Billing L1846 requires a written physician order, clinical notes establishing medical necessity, an ICD-10-CM diagnosis code from the approved group in Policy Article A52465, evidence that the device was custom fabricated (measurements, cast, or scan records and a fabrication log), a detailed description of any modifications made and why they were necessary, delivery confirmation signed by the beneficiary, and documentation meeting the applicable Medicare coverage pathway (recent injury/surgery, documented knee instability, or tibiofemoral osteoarthritis), plus the custom-fabrication necessity criterion for custom-fabricated devices.

What are the coverage paths for L1846 under Medicare?

Medicare covers the knee orthosis (KO) code family, including L1846, through three base pathways under LCD L33318 and Policy Article A52465: recent injury or surgical procedure on the knee (path 1); ambulatory status with objectively documented knee instability, shown by a test such as a varus/valgus stress test or Drawer test (path 2); and, effective January 25, 2026, ambulatory status with medial or lateral tibiofemoral osteoarthritis causing pain and mobility loss, a device with varus/valgus adjustment, and documented patient willingness to wear it, with no laxity test required (path 3).

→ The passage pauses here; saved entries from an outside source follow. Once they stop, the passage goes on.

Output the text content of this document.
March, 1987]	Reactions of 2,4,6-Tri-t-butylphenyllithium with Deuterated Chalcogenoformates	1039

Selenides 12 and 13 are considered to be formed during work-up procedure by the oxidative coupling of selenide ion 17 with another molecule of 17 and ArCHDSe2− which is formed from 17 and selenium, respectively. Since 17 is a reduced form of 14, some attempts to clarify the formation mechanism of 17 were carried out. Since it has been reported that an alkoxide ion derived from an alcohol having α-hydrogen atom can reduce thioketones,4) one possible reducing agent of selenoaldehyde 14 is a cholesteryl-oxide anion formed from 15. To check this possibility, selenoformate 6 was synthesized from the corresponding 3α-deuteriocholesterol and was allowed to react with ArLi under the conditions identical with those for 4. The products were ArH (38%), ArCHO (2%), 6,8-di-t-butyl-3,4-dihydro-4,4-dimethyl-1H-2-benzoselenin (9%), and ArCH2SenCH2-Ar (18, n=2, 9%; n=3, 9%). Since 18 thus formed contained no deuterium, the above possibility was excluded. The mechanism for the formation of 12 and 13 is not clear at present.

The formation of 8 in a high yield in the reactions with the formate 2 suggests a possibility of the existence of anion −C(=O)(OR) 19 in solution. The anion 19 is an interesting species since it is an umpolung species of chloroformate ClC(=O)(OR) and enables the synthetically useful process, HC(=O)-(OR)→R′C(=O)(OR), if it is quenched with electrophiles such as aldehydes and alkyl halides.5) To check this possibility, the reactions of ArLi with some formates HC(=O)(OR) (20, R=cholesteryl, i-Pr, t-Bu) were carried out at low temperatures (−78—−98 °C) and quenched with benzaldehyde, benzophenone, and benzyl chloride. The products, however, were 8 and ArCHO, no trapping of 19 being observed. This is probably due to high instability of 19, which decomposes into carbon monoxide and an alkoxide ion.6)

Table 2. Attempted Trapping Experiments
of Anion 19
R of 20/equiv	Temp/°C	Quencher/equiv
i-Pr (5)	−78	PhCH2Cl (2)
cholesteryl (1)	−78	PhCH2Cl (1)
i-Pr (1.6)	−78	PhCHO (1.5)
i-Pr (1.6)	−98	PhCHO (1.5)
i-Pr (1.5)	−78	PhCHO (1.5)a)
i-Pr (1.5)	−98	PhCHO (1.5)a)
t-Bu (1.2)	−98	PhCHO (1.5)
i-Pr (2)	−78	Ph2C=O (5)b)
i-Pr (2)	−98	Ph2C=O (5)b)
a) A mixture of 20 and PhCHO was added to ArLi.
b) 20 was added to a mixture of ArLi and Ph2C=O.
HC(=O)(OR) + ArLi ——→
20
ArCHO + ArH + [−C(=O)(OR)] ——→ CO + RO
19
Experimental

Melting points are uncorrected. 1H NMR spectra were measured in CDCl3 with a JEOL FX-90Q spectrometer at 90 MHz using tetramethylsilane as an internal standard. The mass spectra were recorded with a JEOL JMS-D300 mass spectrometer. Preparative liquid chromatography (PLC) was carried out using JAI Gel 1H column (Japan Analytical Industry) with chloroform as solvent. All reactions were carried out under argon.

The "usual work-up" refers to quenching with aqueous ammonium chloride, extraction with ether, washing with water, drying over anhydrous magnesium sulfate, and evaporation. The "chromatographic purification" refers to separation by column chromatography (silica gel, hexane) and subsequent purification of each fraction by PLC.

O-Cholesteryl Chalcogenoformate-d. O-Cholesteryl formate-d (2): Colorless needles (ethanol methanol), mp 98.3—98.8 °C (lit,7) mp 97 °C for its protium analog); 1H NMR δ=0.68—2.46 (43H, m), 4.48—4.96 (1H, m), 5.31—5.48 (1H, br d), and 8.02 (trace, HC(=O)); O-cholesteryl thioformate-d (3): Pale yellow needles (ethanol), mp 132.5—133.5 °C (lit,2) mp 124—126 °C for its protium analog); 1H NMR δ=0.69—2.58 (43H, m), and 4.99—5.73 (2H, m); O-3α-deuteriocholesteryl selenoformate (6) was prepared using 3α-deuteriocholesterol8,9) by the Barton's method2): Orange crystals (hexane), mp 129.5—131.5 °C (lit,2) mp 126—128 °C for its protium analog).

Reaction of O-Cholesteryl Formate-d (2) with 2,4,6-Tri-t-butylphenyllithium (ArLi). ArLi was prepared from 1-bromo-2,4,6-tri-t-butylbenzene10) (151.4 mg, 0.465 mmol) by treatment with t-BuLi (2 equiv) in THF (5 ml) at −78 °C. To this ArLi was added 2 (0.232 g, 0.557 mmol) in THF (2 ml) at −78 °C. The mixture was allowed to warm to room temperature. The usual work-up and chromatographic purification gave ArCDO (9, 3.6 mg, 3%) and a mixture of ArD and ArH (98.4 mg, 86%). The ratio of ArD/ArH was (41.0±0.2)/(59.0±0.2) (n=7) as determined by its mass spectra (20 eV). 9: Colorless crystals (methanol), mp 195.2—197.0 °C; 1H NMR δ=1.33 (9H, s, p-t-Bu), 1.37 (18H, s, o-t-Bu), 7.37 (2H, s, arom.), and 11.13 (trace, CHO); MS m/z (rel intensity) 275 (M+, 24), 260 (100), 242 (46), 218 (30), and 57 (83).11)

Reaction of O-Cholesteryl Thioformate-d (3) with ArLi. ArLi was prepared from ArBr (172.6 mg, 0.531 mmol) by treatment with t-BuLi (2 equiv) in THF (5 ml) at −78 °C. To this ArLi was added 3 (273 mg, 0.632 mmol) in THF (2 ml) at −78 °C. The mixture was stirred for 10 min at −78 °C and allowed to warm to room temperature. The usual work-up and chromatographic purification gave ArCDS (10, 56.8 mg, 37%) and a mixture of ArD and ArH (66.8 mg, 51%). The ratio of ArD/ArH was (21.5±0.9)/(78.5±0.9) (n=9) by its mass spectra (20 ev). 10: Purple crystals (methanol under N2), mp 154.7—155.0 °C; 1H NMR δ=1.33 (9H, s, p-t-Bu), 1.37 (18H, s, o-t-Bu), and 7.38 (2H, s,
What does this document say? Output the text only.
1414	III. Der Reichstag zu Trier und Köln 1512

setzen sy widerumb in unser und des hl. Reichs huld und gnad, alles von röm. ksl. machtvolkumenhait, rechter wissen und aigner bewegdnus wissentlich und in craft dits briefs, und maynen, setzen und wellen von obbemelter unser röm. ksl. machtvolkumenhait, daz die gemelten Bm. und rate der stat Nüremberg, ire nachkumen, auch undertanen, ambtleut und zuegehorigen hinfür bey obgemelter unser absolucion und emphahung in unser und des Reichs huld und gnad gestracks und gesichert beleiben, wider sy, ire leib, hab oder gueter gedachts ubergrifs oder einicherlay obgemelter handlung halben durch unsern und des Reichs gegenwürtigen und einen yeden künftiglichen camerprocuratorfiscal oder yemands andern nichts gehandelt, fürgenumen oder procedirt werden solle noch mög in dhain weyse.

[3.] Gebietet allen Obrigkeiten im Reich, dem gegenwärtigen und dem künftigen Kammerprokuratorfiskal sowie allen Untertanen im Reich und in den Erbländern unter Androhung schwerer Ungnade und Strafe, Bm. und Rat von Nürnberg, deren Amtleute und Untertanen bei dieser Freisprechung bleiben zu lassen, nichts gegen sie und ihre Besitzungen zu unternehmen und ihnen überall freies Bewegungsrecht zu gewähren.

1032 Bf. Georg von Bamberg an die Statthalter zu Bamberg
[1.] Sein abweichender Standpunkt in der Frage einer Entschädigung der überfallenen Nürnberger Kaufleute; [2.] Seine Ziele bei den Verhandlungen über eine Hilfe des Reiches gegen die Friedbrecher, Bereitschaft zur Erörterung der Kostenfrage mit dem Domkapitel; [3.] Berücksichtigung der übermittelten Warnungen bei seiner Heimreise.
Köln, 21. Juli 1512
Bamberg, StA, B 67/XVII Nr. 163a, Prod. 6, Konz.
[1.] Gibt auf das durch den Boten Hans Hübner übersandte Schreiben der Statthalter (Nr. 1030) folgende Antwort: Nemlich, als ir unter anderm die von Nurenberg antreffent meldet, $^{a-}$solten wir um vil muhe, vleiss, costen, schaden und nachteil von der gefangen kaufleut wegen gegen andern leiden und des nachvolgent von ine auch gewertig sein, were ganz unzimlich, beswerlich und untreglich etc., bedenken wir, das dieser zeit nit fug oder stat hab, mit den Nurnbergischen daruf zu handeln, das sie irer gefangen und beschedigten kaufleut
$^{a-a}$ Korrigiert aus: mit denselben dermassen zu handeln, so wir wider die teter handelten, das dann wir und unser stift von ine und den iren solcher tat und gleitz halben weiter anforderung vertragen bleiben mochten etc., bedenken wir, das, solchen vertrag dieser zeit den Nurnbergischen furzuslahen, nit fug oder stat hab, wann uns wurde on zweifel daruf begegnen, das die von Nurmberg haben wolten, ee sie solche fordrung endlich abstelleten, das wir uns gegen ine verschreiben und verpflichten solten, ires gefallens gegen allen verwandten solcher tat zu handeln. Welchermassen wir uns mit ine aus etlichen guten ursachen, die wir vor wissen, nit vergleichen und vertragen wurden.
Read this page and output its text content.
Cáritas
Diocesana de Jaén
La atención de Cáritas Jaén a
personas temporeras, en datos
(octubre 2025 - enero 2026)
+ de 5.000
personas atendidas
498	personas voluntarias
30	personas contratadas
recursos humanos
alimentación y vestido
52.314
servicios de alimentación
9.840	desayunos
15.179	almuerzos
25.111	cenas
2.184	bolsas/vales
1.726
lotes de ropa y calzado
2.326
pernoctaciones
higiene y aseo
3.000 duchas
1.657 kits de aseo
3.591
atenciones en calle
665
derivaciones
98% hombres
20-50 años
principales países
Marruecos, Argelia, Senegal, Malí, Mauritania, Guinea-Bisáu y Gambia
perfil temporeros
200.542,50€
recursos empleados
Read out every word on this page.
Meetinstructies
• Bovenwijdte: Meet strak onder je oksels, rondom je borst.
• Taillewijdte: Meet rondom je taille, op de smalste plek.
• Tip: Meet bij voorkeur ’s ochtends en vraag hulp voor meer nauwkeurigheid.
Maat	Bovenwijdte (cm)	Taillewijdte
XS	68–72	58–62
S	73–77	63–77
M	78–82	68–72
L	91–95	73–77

Custom-fabricated L1846 must also meet the general custom-fabrication necessity criterion – a documented physical characteristic that makes a prefabricated device clinically inadequate – layered on top of whichever base pathway applies.

Is L1846 covered by Medicare?

Yes, L1846 is covered by Medicare when the claim meets one of the coverage pathways defined in LCD L33318 and Policy Article A52465, the diagnosis code falls within the approved ICD-10-CM code groups, and the documentation package satisfies DME MAC requirements. Claims that lack sufficient fabrication documentation, use a diagnosis code outside the approved group, or fail to clearly establish the applicable coverage path will be denied as not reasonable and necessary.

What ICD-10 codes support medical necessity for L1846?

The ICD-10-CM codes that support L1846 medical necessity are defined in the Group 3 section of Policy Article A52465. Common categories include knee ligament injuries and instability, post-surgical knee conditions, tibia and femur fractures, osteoarthritis with functional impairment, and neuromuscular conditions causing knee instability. Practices should verify the current approved code list directly in the CMS Medicare Coverage Database, as the approved groups are updated with each annual HCPCS revision.